De tweede stap is dan ook het maken van afspraken met klanten op applicatie en informatie-systeemniveau. Dit vereist dat de monitoring uitgebreid moet worden en dat alle technische objecten die betrokken zijn bij de applicatie en het informatiesysteem worden doorgemeten. Hierbij moet tevens de samenhang tussen die monitorgegevens worden gedefinieerd. Als alternatief is het ook mogelijk om gebruikers te simuleren met robotten en op basis daarvan te bepalen of een informatiesysteem beschikbaar is.
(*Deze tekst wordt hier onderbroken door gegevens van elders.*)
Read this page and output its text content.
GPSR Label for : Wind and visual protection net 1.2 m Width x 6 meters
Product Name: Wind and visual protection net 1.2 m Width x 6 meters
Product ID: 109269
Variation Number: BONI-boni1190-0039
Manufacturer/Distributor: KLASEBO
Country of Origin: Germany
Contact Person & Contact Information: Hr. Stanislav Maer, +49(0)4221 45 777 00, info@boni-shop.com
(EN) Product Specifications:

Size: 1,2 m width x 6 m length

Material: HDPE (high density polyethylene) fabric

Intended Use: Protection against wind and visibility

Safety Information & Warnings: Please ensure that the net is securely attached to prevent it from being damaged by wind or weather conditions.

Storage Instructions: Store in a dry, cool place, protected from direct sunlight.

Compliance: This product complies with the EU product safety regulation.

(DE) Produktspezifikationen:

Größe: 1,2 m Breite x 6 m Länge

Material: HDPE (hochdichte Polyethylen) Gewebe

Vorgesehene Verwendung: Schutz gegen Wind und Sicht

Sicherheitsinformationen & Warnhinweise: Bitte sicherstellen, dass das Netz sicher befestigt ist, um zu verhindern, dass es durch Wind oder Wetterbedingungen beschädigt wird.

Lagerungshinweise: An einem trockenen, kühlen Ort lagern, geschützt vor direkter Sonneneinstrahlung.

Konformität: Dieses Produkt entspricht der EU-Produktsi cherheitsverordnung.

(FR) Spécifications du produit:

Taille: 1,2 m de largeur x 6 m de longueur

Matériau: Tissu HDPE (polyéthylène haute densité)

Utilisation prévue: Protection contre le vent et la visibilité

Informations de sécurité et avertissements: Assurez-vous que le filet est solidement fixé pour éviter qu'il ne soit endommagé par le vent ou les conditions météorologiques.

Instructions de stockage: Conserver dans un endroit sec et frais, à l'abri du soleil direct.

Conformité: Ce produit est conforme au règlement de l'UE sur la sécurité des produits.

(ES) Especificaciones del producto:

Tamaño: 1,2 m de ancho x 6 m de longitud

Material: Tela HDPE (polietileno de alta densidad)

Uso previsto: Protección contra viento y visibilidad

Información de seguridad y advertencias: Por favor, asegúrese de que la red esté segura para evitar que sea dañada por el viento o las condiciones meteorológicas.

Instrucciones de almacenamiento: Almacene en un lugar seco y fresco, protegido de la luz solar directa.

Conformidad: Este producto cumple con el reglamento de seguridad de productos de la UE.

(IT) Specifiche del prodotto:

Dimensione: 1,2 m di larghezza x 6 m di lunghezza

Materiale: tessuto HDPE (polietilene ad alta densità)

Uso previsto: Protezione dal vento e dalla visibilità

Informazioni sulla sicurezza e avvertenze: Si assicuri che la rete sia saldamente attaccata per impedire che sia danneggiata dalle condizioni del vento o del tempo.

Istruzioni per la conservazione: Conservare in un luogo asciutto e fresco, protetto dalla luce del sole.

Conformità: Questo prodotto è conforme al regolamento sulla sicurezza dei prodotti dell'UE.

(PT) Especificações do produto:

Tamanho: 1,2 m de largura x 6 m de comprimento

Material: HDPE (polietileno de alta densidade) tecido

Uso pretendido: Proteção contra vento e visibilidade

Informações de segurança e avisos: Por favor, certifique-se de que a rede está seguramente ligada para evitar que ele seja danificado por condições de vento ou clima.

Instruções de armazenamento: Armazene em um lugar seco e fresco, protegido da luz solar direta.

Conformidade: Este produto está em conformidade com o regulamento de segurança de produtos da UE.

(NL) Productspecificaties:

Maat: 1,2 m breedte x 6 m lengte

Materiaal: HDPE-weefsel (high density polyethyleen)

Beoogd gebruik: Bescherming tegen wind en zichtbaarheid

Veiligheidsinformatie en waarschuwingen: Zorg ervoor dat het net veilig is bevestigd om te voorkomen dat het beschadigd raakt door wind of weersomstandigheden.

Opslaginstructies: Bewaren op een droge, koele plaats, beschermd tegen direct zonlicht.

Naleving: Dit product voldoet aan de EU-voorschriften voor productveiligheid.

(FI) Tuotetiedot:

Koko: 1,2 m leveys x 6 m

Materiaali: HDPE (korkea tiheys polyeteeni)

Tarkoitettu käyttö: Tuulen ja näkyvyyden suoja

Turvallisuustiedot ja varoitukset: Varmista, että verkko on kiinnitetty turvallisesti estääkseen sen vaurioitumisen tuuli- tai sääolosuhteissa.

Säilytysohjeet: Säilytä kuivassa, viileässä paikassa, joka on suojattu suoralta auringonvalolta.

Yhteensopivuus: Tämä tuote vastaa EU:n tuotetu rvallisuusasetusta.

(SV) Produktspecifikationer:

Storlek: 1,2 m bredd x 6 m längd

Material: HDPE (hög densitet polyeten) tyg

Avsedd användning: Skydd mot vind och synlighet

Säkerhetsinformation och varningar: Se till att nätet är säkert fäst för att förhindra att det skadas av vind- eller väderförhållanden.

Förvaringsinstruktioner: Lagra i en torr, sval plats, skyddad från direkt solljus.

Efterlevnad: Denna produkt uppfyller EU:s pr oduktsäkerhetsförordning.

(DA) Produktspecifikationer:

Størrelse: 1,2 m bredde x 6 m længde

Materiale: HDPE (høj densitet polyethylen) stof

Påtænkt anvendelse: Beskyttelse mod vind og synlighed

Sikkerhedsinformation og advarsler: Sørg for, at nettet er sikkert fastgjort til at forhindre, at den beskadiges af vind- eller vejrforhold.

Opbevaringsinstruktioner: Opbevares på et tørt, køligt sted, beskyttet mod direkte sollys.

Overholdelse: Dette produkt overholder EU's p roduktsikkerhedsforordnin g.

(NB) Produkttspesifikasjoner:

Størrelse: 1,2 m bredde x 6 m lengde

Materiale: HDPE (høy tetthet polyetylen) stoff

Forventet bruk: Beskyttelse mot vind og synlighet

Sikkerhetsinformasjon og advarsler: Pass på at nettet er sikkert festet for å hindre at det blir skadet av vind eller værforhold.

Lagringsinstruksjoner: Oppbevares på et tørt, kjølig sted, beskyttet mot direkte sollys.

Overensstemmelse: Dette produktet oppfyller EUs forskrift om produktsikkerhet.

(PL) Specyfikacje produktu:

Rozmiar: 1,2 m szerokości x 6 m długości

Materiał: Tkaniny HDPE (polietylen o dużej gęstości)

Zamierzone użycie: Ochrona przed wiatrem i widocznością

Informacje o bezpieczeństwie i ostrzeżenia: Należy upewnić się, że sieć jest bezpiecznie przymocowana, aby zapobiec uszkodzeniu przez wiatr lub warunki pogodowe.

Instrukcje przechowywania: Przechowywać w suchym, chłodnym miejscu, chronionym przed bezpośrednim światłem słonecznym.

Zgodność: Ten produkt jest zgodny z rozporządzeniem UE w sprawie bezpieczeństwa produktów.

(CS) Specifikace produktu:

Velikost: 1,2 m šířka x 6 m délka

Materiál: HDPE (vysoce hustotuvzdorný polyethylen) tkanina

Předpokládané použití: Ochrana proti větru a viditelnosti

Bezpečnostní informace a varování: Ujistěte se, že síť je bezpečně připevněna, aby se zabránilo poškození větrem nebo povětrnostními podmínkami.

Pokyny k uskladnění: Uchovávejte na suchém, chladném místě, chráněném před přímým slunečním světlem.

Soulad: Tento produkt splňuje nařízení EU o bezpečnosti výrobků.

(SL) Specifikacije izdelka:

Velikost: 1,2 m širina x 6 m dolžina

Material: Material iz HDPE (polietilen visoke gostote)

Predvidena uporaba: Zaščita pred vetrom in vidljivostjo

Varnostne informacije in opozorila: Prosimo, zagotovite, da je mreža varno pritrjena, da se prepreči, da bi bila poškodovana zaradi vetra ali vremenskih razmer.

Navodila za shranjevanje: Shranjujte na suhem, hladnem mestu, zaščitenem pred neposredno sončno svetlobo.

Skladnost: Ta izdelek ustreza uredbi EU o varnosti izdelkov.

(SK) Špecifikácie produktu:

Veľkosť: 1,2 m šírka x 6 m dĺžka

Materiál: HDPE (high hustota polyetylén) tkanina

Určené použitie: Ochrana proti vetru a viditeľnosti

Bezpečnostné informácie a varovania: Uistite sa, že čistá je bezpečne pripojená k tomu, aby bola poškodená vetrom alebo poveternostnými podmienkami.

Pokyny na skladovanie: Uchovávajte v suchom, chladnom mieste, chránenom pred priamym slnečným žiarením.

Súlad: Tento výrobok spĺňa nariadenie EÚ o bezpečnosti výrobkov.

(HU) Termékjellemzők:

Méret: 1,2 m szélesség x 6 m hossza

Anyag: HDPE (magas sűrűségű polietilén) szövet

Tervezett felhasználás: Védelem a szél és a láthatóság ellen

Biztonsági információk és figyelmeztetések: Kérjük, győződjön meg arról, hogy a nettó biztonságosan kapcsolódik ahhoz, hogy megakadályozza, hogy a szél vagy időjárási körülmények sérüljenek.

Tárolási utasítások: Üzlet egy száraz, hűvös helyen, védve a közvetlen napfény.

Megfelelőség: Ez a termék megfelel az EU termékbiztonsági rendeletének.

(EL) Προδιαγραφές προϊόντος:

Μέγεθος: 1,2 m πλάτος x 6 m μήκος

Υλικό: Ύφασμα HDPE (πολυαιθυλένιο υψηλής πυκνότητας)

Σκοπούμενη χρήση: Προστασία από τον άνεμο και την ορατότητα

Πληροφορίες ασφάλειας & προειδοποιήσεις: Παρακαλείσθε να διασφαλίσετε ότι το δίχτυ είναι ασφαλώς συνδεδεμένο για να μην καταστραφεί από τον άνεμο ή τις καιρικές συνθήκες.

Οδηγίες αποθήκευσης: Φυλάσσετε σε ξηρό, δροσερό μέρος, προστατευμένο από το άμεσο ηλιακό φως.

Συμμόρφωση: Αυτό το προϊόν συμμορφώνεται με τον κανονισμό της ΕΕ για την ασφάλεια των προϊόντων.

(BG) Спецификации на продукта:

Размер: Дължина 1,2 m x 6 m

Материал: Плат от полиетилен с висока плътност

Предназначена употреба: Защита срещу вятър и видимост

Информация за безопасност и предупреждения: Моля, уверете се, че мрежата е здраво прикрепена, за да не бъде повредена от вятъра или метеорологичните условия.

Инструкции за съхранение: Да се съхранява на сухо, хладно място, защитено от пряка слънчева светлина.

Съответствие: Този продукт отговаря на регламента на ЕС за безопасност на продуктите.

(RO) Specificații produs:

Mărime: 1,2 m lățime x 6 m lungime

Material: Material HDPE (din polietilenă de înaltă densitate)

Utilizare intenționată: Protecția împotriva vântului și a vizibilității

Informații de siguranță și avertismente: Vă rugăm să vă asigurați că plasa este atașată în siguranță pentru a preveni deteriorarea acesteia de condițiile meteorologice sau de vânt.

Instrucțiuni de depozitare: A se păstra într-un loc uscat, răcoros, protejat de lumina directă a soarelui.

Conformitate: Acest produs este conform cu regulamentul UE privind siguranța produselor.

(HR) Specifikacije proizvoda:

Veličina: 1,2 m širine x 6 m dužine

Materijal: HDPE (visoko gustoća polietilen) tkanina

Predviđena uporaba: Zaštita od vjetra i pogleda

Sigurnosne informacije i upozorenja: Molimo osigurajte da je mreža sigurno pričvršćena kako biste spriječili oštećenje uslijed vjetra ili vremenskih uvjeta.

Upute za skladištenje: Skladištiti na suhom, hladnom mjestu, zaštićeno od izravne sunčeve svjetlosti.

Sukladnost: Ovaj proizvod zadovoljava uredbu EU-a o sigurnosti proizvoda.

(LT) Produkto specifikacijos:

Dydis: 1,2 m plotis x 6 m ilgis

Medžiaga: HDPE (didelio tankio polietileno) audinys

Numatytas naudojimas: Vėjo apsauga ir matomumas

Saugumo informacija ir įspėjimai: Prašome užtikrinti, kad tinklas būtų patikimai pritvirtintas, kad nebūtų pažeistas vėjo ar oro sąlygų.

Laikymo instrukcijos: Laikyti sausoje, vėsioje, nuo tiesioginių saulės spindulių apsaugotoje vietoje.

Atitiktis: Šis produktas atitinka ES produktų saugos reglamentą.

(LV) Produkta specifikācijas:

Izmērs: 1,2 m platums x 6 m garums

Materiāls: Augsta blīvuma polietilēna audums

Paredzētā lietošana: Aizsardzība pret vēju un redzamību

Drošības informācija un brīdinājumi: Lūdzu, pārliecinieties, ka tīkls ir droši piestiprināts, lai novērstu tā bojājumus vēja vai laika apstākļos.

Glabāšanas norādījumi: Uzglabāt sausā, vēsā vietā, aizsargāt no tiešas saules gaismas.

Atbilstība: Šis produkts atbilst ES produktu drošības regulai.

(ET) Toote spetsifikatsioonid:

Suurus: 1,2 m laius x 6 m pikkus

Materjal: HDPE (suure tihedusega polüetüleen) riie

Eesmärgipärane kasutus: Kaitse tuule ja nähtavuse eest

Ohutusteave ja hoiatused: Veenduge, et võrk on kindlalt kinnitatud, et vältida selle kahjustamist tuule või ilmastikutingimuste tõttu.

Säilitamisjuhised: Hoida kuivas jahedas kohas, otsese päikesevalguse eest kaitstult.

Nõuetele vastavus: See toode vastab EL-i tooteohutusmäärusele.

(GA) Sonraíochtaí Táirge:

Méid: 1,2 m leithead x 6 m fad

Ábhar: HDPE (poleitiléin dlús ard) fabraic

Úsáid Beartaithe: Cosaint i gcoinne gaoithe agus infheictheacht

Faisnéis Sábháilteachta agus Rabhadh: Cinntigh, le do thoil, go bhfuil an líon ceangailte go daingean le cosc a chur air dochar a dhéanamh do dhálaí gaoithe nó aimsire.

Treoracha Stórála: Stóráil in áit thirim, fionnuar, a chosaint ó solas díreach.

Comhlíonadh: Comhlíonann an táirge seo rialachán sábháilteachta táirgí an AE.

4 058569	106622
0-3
Met het commodity worden van technologieën zoals virtualisering en cloud computing wordt het gemakkelijker om invulling te geven aan afspraken op core value stream niveau. Dit betreft het monitoren van de core value streams, informatiestromen en werkelijke transacties van gebruikers (Real User Monitoring). Dit vereist meestal wederom een scopevergroting van de monitorfunctie omdat er vaak meer dan één informatiesysteem bij een core value stream is betrokken. Tevens stelt dit vaak hogere eisen aan de enabling value streams in het geval er meer service organisaties bij betrokken zijn, die enabling value streams moeten dan immers ook ketens vormen (aaneengeschakelde value streams).

Hiermee is echter nog geen optimale business-alignment bereikt. Vaak blijkt dat de gebruiker meer performance-incidenten aanmeldt dan de ingezette tools waarnemen. Dit artikel geeft een analyse van dit verschijnsel en beschrijft daarna het concept van Real User Monitoring.

Business Alignment

Figuur 2 geeft weer hoe SLA’s een bijdrage kunnen leveren om business-alignment met de serviceorganisatie te verkrijgen. In het centrum van de figuur is de SLA weergegeven als koppelpunt tussen de core value streams en de enable value streams.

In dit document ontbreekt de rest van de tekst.